I have to prove a simple proposition. But I am getting some problems

$\displaystyle (q \Rightarrow r) \vee (r \Rightarrow q) $

Now I can do this using truth tables. But I wanted to do it little differently. We can express disjunction as an implication.

$\displaystyle \neg (q \Rightarrow r) \Rightarrow ( r \Rightarrow q) $

since this is an implication, we can assume $\displaystyle \neg (q \Rightarrow r) $, so the goal is to prove $\displaystyle ( r \Rightarrow q) $. But this itself is an implication, so we can further assume , $\displaystyle r $ and so the goal is $\displaystyle q $ . So our givens are

$\displaystyle \neg (q \Rightarrow r) \mbox{ and } r $

and the goal is $\displaystyle q $. Now the givens give us

$\displaystyle \neg (\neg q \vee r ) \mbox{ and } r $

$\displaystyle \therefore (q \wedge \neg r) \mbox{ and } r $

So we get our goal, $\displaystyle q $. But I am also getting $\displaystyle \neg r $ and $\displaystyle r $. So I am little confused here.......

(Emo)

Re: Proving a disjunction statement

Quote:

Originally Posted by

**issacnewton** Hi

I have to prove a simple proposition. But I am getting some problems

$\displaystyle (q \Rightarrow r) \vee (r \Rightarrow q) $

Now I can do this using truth tables. But I wanted to do it little differently. We can express disjunction as an implication.
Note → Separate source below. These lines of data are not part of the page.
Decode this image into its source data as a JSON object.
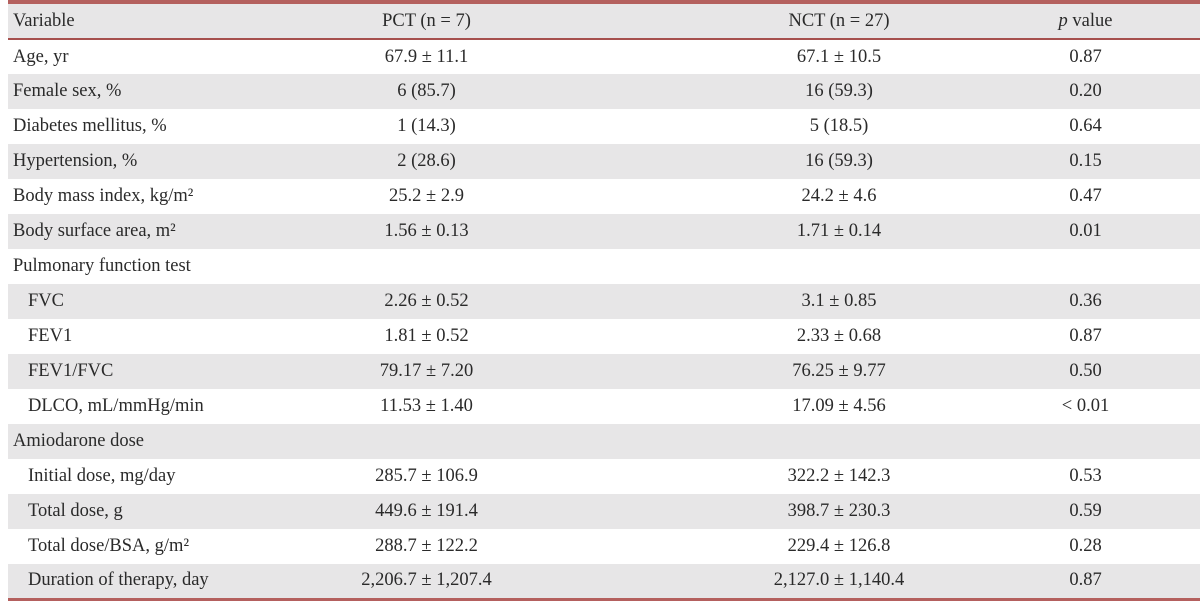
{
  "colors": {
    "accent_border": "#b4605e",
    "accent_border_dark": "#a6504e",
    "row_shade": "#e7e6e7",
    "text": "#2a2a2a",
    "background": "#ffffff"
  },
  "table": {
    "header": {
      "variable": "Variable",
      "pct": "PCT (n = 7)",
      "nct": "NCT (n = 27)",
      "p_symbol": "p",
      "p_rest": " value"
    },
    "rows": [
      {
        "label": "Age, yr",
        "pct": "67.9 ± 11.1",
        "nct": "67.1 ± 10.5",
        "p": "0.87",
        "indent": false,
        "section": false,
        "shaded": false
      },
      {
        "label": "Female sex, %",
        "pct": "6 (85.7)",
        "nct": "16 (59.3)",
        "p": "0.20",
        "indent": false,
        "section": false,
        "shaded": true
      },
      {
        "label": "Diabetes mellitus, %",
        "pct": "1 (14.3)",
        "nct": "5 (18.5)",
        "p": "0.64",
        "indent": false,
        "section": false,
        "shaded": false
      },
      {
        "label": "Hypertension, %",
        "pct": "2 (28.6)",
        "nct": "16 (59.3)",
        "p": "0.15",
        "indent": false,
        "section": false,
        "shaded": true
      },
      {
        "label": "Body mass index, kg/m²",
        "pct": "25.2 ± 2.9",
        "nct": "24.2 ± 4.6",
        "p": "0.47",
        "indent": false,
        "section": false,
        "shaded": false
      },
      {
        "label": "Body surface area, m²",
        "pct": "1.56 ± 0.13",
        "nct": "1.71 ± 0.14",
        "p": "0.01",
        "indent": false,
        "section": false,
        "shaded": true
      },
      {
        "label": "Pulmonary function test",
        "pct": "",
        "nct": "",
        "p": "",
        "indent": false,
        "section": true,
        "shaded": false
      },
      {
        "label": "FVC",
        "pct": "2.26 ± 0.52",
        "nct": "3.1 ± 0.85",
        "p": "0.36",
        "indent": true,
        "section": false,
        "shaded": true
      },
      {
        "label": "FEV1",
        "pct": "1.81 ± 0.52",
        "nct": "2.33 ± 0.68",
        "p": "0.87",
        "indent": true,
        "section": false,
        "shaded": false
      },
      {
        "label": "FEV1/FVC",
        "pct": "79.17 ± 7.20",
        "nct": "76.25 ± 9.77",
        "p": "0.50",
        "indent": true,
        "section": false,
        "shaded": true
      },
      {
        "label": "DLCO, mL/mmHg/min",
        "pct": "11.53 ± 1.40",
        "nct": "17.09 ± 4.56",
        "p": "< 0.01",
        "indent": true,
        "section": false,
        "shaded": false
      },
      {
        "label": "Amiodarone dose",
        "pct": "",
        "nct": "",
        "p": "",
        "indent": false,
        "section": true,
        "shaded": true
      },
      {
        "label": "Initial dose, mg/day",
        "pct": "285.7 ± 106.9",
        "nct": "322.2 ± 142.3",
        "p": "0.53",
        "indent": true,
        "section": false,
        "shaded": false
      },
      {
        "label": "Total dose, g",
        "pct": "449.6 ± 191.4",
        "nct": "398.7 ± 230.3",
        "p": "0.59",
        "indent": true,
        "section": false,
        "shaded": true
      },
      {
        "label": "Total dose/BSA, g/m²",
        "pct": "288.7 ± 122.2",
        "nct": "229.4 ± 126.8",
        "p": "0.28",
        "indent": true,
        "section": false,
        "shaded": false
      },
      {
        "label": "Duration of therapy, day",
        "pct": "2,206.7 ± 1,207.4",
        "nct": "2,127.0 ± 1,140.4",
        "p": "0.87",
        "indent": true,
        "section": false,
        "shaded": true
      }
    ]
  }
}
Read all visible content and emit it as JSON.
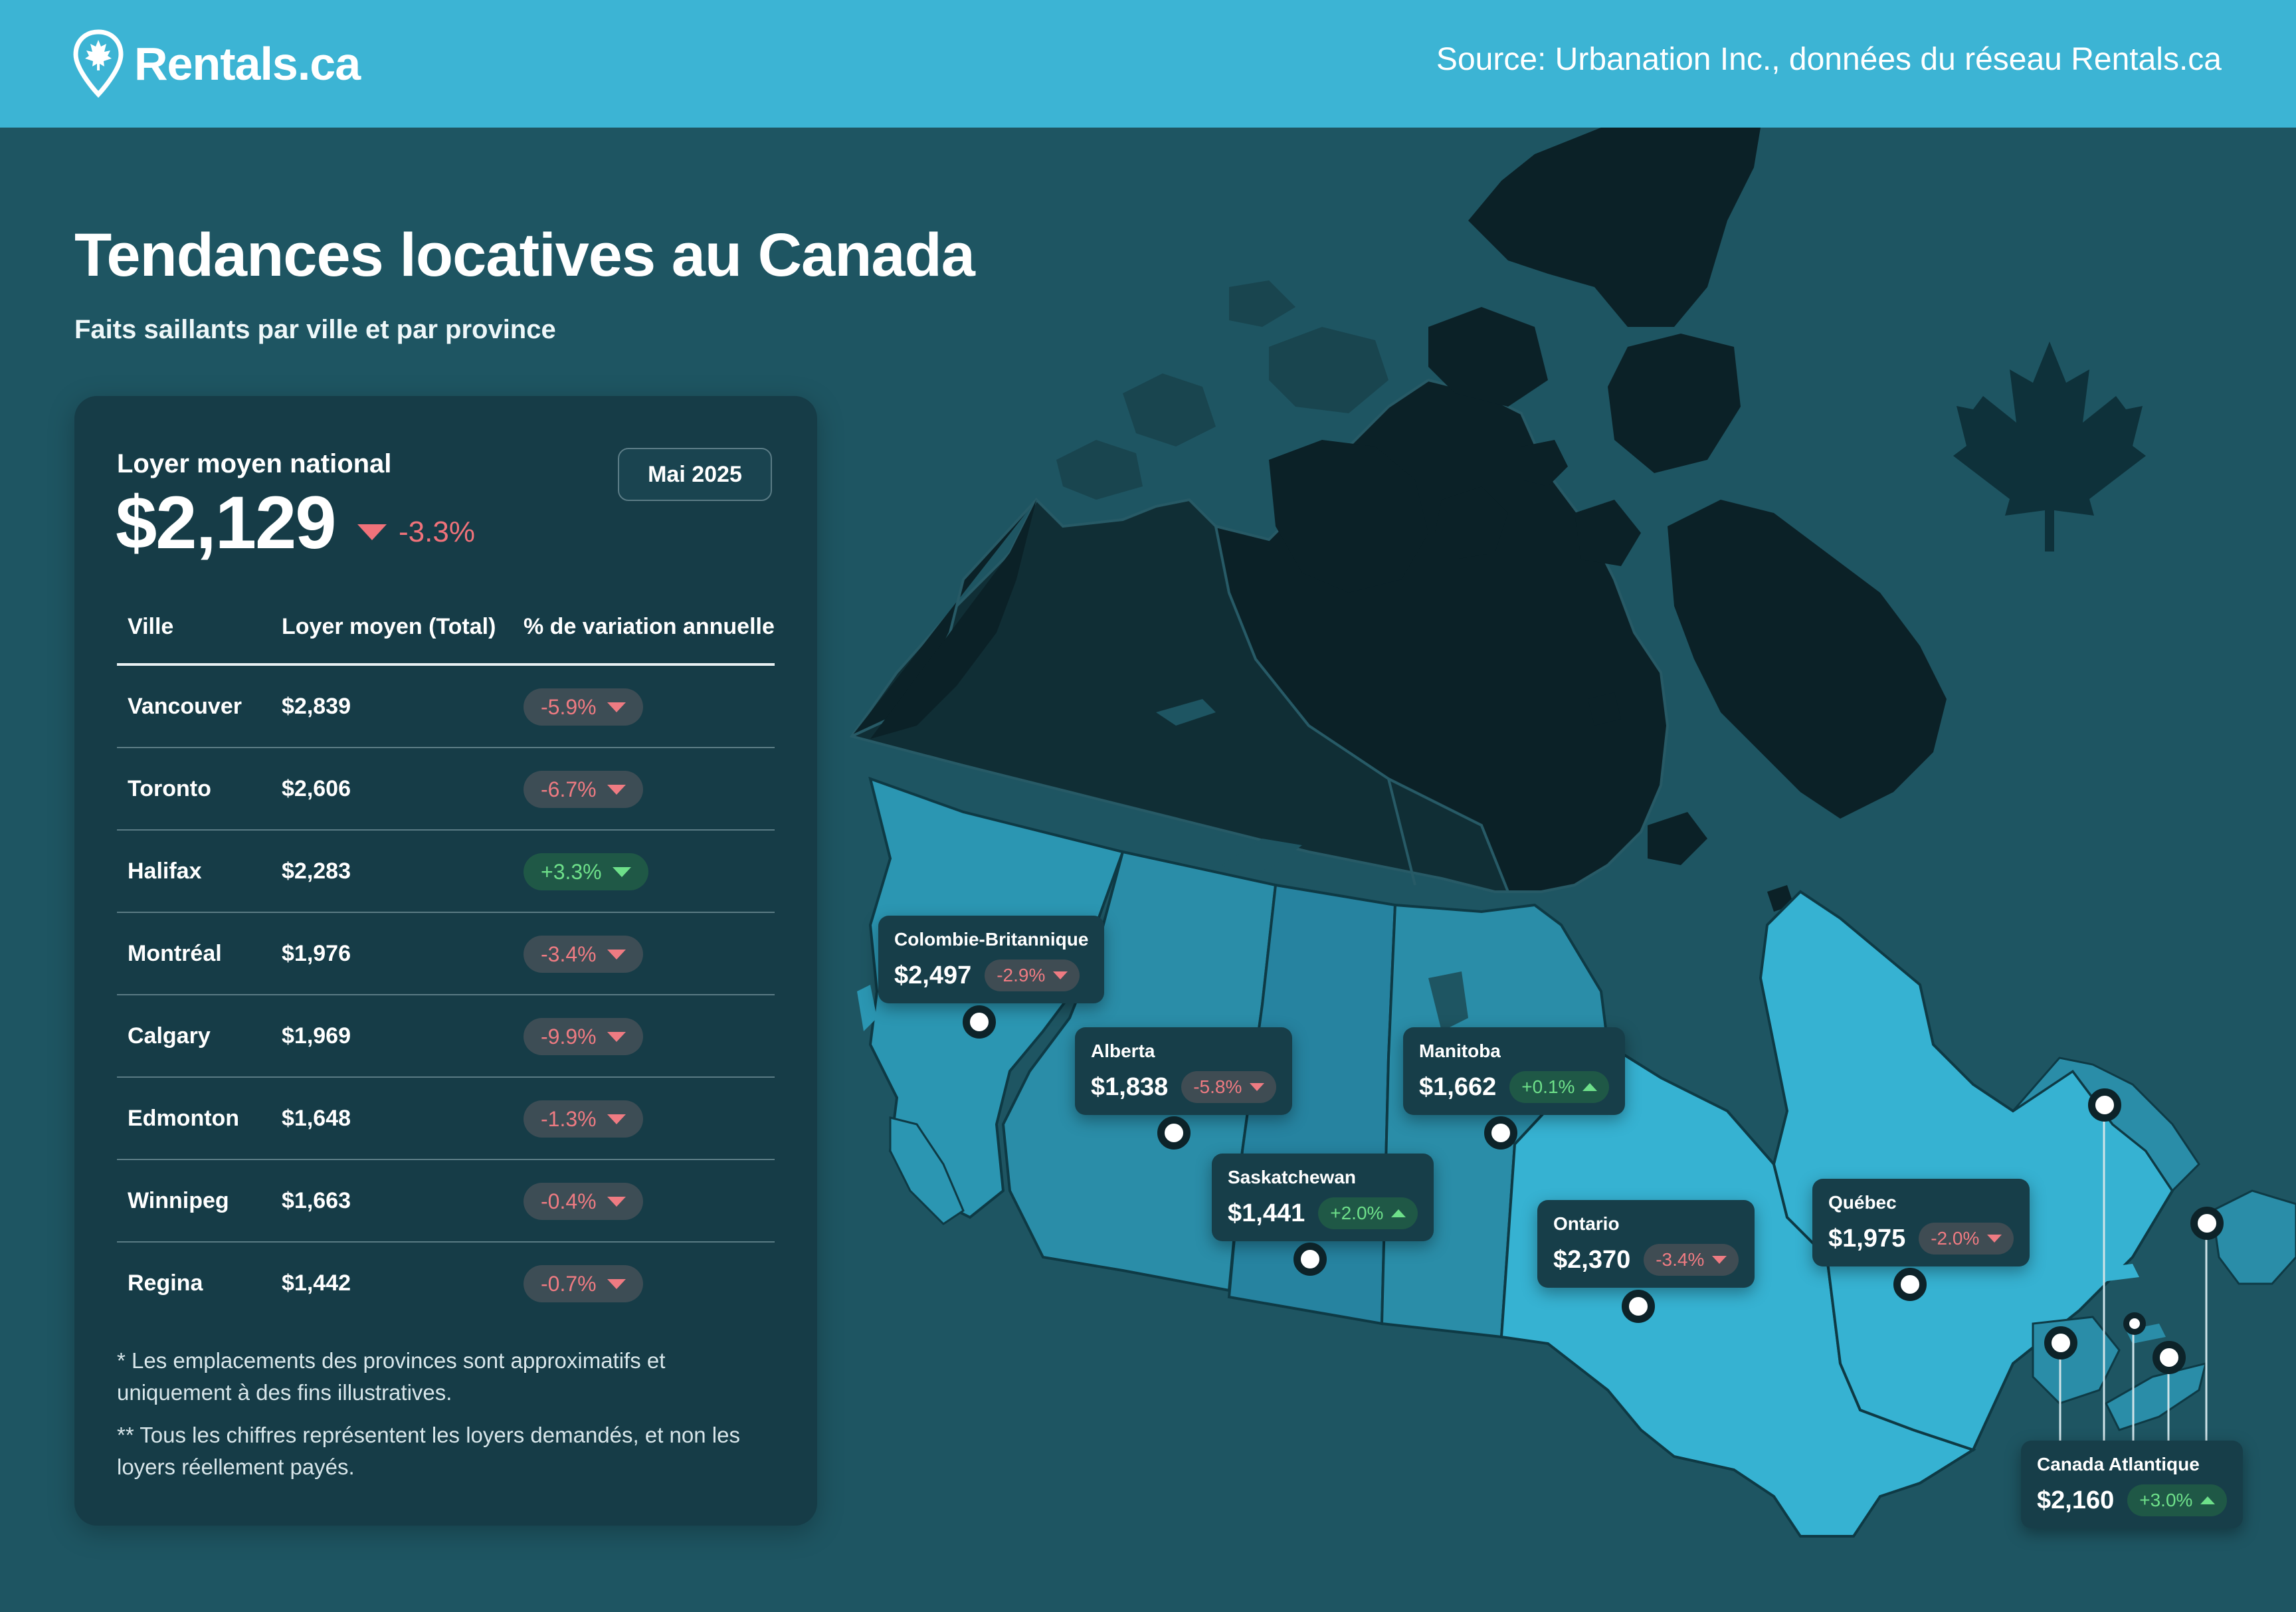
{
  "header": {
    "brand": "Rentals.ca",
    "source": "Source: Urbanation Inc., données du réseau Rentals.ca"
  },
  "title": "Tendances locatives au Canada",
  "subtitle": "Faits saillants par ville et par province",
  "panel": {
    "national_label": "Loyer moyen national",
    "national_value": "$2,129",
    "national_change": "-3.3%",
    "date": "Mai 2025",
    "columns": [
      "Ville",
      "Loyer moyen (Total)",
      "% de variation annuelle"
    ],
    "rows": [
      {
        "city": "Vancouver",
        "rent": "$2,839",
        "change": "-5.9%",
        "trend": "neg"
      },
      {
        "city": "Toronto",
        "rent": "$2,606",
        "change": "-6.7%",
        "trend": "neg"
      },
      {
        "city": "Halifax",
        "rent": "$2,283",
        "change": "+3.3%",
        "trend": "pos"
      },
      {
        "city": "Montréal",
        "rent": "$1,976",
        "change": "-3.4%",
        "trend": "neg"
      },
      {
        "city": "Calgary",
        "rent": "$1,969",
        "change": "-9.9%",
        "trend": "neg"
      },
      {
        "city": "Edmonton",
        "rent": "$1,648",
        "change": "-1.3%",
        "trend": "neg"
      },
      {
        "city": "Winnipeg",
        "rent": "$1,663",
        "change": "-0.4%",
        "trend": "neg"
      },
      {
        "city": "Regina",
        "rent": "$1,442",
        "change": "-0.7%",
        "trend": "neg"
      }
    ],
    "note1": "* Les emplacements des provinces sont approximatifs et uniquement à des fins illustratives.",
    "note2": "** Tous les chiffres représentent les loyers demandés, et non les loyers réellement payés."
  },
  "provinces": [
    {
      "name": "Colombie-Britannique",
      "value": "$2,497",
      "change": "-2.9%",
      "trend": "neg"
    },
    {
      "name": "Alberta",
      "value": "$1,838",
      "change": "-5.8%",
      "trend": "neg"
    },
    {
      "name": "Saskatchewan",
      "value": "$1,441",
      "change": "+2.0%",
      "trend": "pos"
    },
    {
      "name": "Manitoba",
      "value": "$1,662",
      "change": "+0.1%",
      "trend": "pos"
    },
    {
      "name": "Ontario",
      "value": "$2,370",
      "change": "-3.4%",
      "trend": "neg"
    },
    {
      "name": "Québec",
      "value": "$1,975",
      "change": "-2.0%",
      "trend": "neg"
    },
    {
      "name": "Canada Atlantique",
      "value": "$2,160",
      "change": "+3.0%",
      "trend": "pos"
    }
  ],
  "colors": {
    "background": "#1e5562",
    "header": "#3cb4d4",
    "panel": "#163c47",
    "negative": "#ef7b82",
    "positive": "#6ee08a",
    "north": "#0d252c",
    "south": "#2fa6c6"
  },
  "icons": [
    "map-pin-maple-icon",
    "maple-leaf-icon"
  ]
}
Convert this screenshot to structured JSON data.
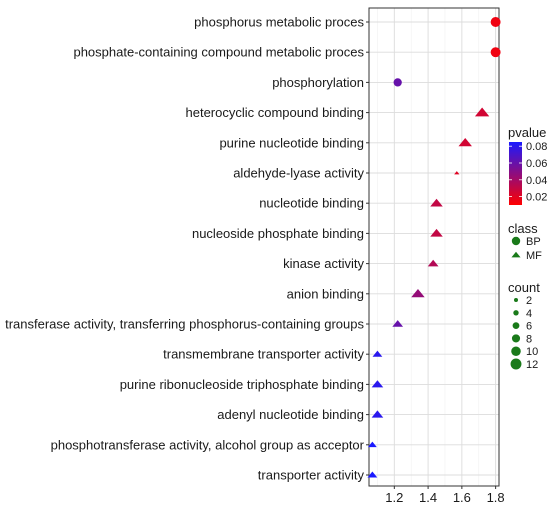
{
  "chart_data": {
    "type": "scatter",
    "title": "",
    "xlabel": "",
    "ylabel": "",
    "xlim": [
      1.05,
      1.82
    ],
    "x_ticks": [
      1.2,
      1.4,
      1.6,
      1.8
    ],
    "x_tick_labels": [
      "1.2",
      "1.4",
      "1.6",
      "1.8"
    ],
    "grid": true,
    "legend_position": "right",
    "categories": [
      "phosphorus metabolic proces",
      "phosphate-containing compound metabolic proces",
      "phosphorylation",
      "heterocyclic compound binding",
      "purine nucleotide binding",
      "aldehyde-lyase activity",
      "nucleotide binding",
      "nucleoside phosphate binding",
      "kinase activity",
      "anion binding",
      "transferase activity, transferring phosphorus-containing groups",
      "transmembrane transporter activity",
      "purine ribonucleoside triphosphate binding",
      "adenyl nucleotide binding",
      "phosphotransferase activity, alcohol group as acceptor",
      "transporter activity"
    ],
    "points": [
      {
        "term": "phosphorus metabolic proces",
        "x": 1.8,
        "pvalue": 0.015,
        "class": "BP",
        "count": 8
      },
      {
        "term": "phosphate-containing compound metabolic proces",
        "x": 1.8,
        "pvalue": 0.015,
        "class": "BP",
        "count": 8
      },
      {
        "term": "phosphorylation",
        "x": 1.22,
        "pvalue": 0.06,
        "class": "BP",
        "count": 6
      },
      {
        "term": "heterocyclic compound binding",
        "x": 1.72,
        "pvalue": 0.025,
        "class": "MF",
        "count": 12
      },
      {
        "term": "purine nucleotide binding",
        "x": 1.62,
        "pvalue": 0.025,
        "class": "MF",
        "count": 11
      },
      {
        "term": "aldehyde-lyase activity",
        "x": 1.57,
        "pvalue": 0.02,
        "class": "MF",
        "count": 2
      },
      {
        "term": "nucleotide binding",
        "x": 1.45,
        "pvalue": 0.03,
        "class": "MF",
        "count": 10
      },
      {
        "term": "nucleoside phosphate binding",
        "x": 1.45,
        "pvalue": 0.03,
        "class": "MF",
        "count": 10
      },
      {
        "term": "kinase activity",
        "x": 1.43,
        "pvalue": 0.035,
        "class": "MF",
        "count": 8
      },
      {
        "term": "anion binding",
        "x": 1.34,
        "pvalue": 0.045,
        "class": "MF",
        "count": 11
      },
      {
        "term": "transferase activity, transferring phosphorus-containing groups",
        "x": 1.22,
        "pvalue": 0.06,
        "class": "MF",
        "count": 8
      },
      {
        "term": "transmembrane transporter activity",
        "x": 1.1,
        "pvalue": 0.08,
        "class": "MF",
        "count": 7
      },
      {
        "term": "purine ribonucleoside triphosphate binding",
        "x": 1.1,
        "pvalue": 0.08,
        "class": "MF",
        "count": 9
      },
      {
        "term": "adenyl nucleotide binding",
        "x": 1.1,
        "pvalue": 0.08,
        "class": "MF",
        "count": 9
      },
      {
        "term": "phosphotransferase activity, alcohol group as acceptor",
        "x": 1.07,
        "pvalue": 0.085,
        "class": "MF",
        "count": 6
      },
      {
        "term": "transporter activity",
        "x": 1.07,
        "pvalue": 0.085,
        "class": "MF",
        "count": 7
      }
    ],
    "legend": {
      "pvalue": {
        "title": "pvalue",
        "range": [
          0.01,
          0.085
        ],
        "low_color": "#ff0000",
        "high_color": "#1a1aff",
        "breaks": [
          0.08,
          0.06,
          0.04,
          0.02
        ],
        "break_labels": [
          "0.08",
          "0.06",
          "0.04",
          "0.02"
        ]
      },
      "class": {
        "title": "class",
        "items": [
          {
            "label": "BP",
            "shape": "circle"
          },
          {
            "label": "MF",
            "shape": "triangle"
          }
        ],
        "color": "#1a7a1a"
      },
      "count": {
        "title": "count",
        "values": [
          2,
          4,
          6,
          8,
          10,
          12
        ],
        "labels": [
          "2",
          "4",
          "6",
          "8",
          "10",
          "12"
        ],
        "color": "#1a7a1a"
      }
    }
  }
}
I am not sure that this is what you mean. But

$\displaystyle \begin{align*} \left( {q \Rightarrow r} \right) &\vee \left( {r \Rightarrow q} \right) \\ \left( {\neg q \vee r} \right) &\vee \left( {\neg r \vee q} \right) \\ \left( {\neg q \vee q} \right) &\vee \left( {\neg r \vee r} \right)\text{ rearranged} \\T &\vee T\\ &T\end{align*}$

Re: Proving a disjunction statement

Thanks Plato. Yes thats one way to do it. But I was trying to use the way like people prove math theorems which are given as an implication. So we assume antecedent and try to prove

consequent......... So there must be some error in my proof........